Bartholdi Avenue resident Kathryn O’Neill said getting into the far right lane on Route 23 while approaching her street is already a scary experience without Quick Chek being there.
“I fear for my life and my children’s lives in my minivan,” O’Neill said. “What will happen, I assume, is that cars going to Quick Chek will go speeding past me in the right hand lane, or I will be in that lane and they will be very pissed off that they can’t get into Quick Chek.”
She also referenced the incident from earlier in the week when a woman had to be taken to the hospital via medevac helicopter after being hit by another car on Route 23.
“You can’t tell me that that’s not going to happen if this Quick Chek comes in,” O’Neill said.
Watt also took issue with the possibility of increased traffic on Lafayette Avenue, bypassing Bartholdi Avenue with various schools and churches, saying “you’ll have to fight for who can get up to Bartholdi.”
However, Watt said the biggest problem he foresees is the sight line when exiting the property.

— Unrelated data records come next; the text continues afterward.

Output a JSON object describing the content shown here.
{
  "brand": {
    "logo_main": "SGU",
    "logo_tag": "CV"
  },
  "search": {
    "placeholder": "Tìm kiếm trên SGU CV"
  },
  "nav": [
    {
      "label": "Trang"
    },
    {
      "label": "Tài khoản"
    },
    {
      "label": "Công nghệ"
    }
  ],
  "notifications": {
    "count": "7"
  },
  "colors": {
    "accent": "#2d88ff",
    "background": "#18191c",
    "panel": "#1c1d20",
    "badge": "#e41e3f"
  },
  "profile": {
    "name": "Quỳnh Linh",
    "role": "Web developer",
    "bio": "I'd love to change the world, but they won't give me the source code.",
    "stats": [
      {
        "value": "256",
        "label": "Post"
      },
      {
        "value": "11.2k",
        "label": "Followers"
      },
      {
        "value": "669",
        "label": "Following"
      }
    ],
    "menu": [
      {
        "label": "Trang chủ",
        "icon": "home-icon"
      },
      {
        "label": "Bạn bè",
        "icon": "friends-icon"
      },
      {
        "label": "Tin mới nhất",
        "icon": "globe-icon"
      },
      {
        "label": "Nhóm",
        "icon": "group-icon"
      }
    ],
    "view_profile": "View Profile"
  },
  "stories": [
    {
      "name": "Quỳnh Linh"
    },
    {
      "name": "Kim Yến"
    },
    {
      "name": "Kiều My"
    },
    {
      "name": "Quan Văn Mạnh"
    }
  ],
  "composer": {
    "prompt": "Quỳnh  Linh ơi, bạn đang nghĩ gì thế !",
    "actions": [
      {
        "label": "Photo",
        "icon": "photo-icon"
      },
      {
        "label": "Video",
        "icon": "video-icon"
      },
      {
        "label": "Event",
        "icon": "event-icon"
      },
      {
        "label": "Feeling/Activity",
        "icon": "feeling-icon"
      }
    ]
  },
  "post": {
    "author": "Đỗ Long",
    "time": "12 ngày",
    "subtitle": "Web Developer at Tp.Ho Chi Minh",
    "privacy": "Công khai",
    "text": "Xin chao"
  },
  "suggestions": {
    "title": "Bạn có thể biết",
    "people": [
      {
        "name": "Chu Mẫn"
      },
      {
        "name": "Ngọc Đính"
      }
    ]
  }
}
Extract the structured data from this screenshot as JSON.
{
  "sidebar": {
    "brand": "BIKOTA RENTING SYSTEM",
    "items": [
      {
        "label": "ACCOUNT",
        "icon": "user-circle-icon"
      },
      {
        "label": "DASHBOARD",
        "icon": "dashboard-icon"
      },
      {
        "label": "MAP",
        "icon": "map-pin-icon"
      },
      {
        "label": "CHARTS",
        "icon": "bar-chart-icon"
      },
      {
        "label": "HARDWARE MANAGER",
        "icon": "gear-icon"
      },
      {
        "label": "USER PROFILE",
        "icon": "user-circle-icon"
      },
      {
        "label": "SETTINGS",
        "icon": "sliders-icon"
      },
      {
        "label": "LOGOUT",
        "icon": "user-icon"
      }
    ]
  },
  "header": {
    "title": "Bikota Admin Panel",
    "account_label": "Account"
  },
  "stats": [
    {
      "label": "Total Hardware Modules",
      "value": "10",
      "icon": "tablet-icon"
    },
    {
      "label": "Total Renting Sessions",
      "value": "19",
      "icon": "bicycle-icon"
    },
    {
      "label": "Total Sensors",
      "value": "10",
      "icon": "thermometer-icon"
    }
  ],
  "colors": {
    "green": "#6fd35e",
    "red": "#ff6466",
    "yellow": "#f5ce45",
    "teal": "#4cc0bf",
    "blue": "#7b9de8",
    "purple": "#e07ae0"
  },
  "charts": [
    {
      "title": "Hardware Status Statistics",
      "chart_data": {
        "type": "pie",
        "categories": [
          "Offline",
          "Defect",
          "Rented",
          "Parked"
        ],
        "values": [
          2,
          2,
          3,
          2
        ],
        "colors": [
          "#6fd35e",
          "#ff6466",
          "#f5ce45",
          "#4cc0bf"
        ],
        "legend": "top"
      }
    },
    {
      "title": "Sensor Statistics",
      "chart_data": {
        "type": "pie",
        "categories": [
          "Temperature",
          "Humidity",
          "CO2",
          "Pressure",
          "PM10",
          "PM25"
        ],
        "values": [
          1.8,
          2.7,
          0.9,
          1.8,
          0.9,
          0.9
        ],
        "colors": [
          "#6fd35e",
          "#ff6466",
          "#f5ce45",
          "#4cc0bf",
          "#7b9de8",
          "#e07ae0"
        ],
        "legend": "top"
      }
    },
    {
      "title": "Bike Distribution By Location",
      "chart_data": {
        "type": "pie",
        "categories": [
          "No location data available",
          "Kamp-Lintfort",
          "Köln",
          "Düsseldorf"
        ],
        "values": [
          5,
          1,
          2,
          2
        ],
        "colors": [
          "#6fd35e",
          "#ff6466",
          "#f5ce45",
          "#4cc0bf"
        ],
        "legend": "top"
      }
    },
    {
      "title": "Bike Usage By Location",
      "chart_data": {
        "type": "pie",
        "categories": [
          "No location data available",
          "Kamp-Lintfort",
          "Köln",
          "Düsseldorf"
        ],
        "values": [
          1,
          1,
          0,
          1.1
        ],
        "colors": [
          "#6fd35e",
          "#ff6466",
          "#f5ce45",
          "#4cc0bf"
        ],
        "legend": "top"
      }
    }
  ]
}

Other community members agreed.
“When you look back up the highway, all you can see is two bright lights,” Norman said. “You can’t tell what lane they’re in and you can’t tell how fast the car is coming.”
Norman said he is drafting a letter suggesting that the state build a shoulder there, although he admitted that would eat into some of the property.
The only member of the public who expressed support of the project was Engle Oostdyk, whose family has owned the property since 1951.
Oostdyk, who was one of the last members of the public to speak, said that he has never had any problems entering the site after “over thousands of times” of personal experience. He also said he has never had to wait more than 15 seconds to exit, even during rush hour.
Oostdyk said he considers Route 23 to be the face of Butler and, referring to the redevelopment of the site with Quick Chek on the lot, believes many residents in Butler will benefit “if the face of Butler is enhanced.”
Although he was the only pro-Quick Chek voice at the meeting, he voluntarily struck his statements from the record after Delaney and David Dixon, another attorney whose client opposes the project, made calls to cross-examine him. Neither attorney made similar requests for any of the previous members of the public who spoke during the night.
The hearings will continue April 19 with public comments continuing in limited form. Janice Young, who was not present at Thursday’s planning board meeting, is scheduled to bring her son Ryan, who is physically disabled, to discuss how the proposed Quick Chek gas station could have negative effects on his health.
This will be followed by closing remarks from Dixon and counsel for Quick Chek.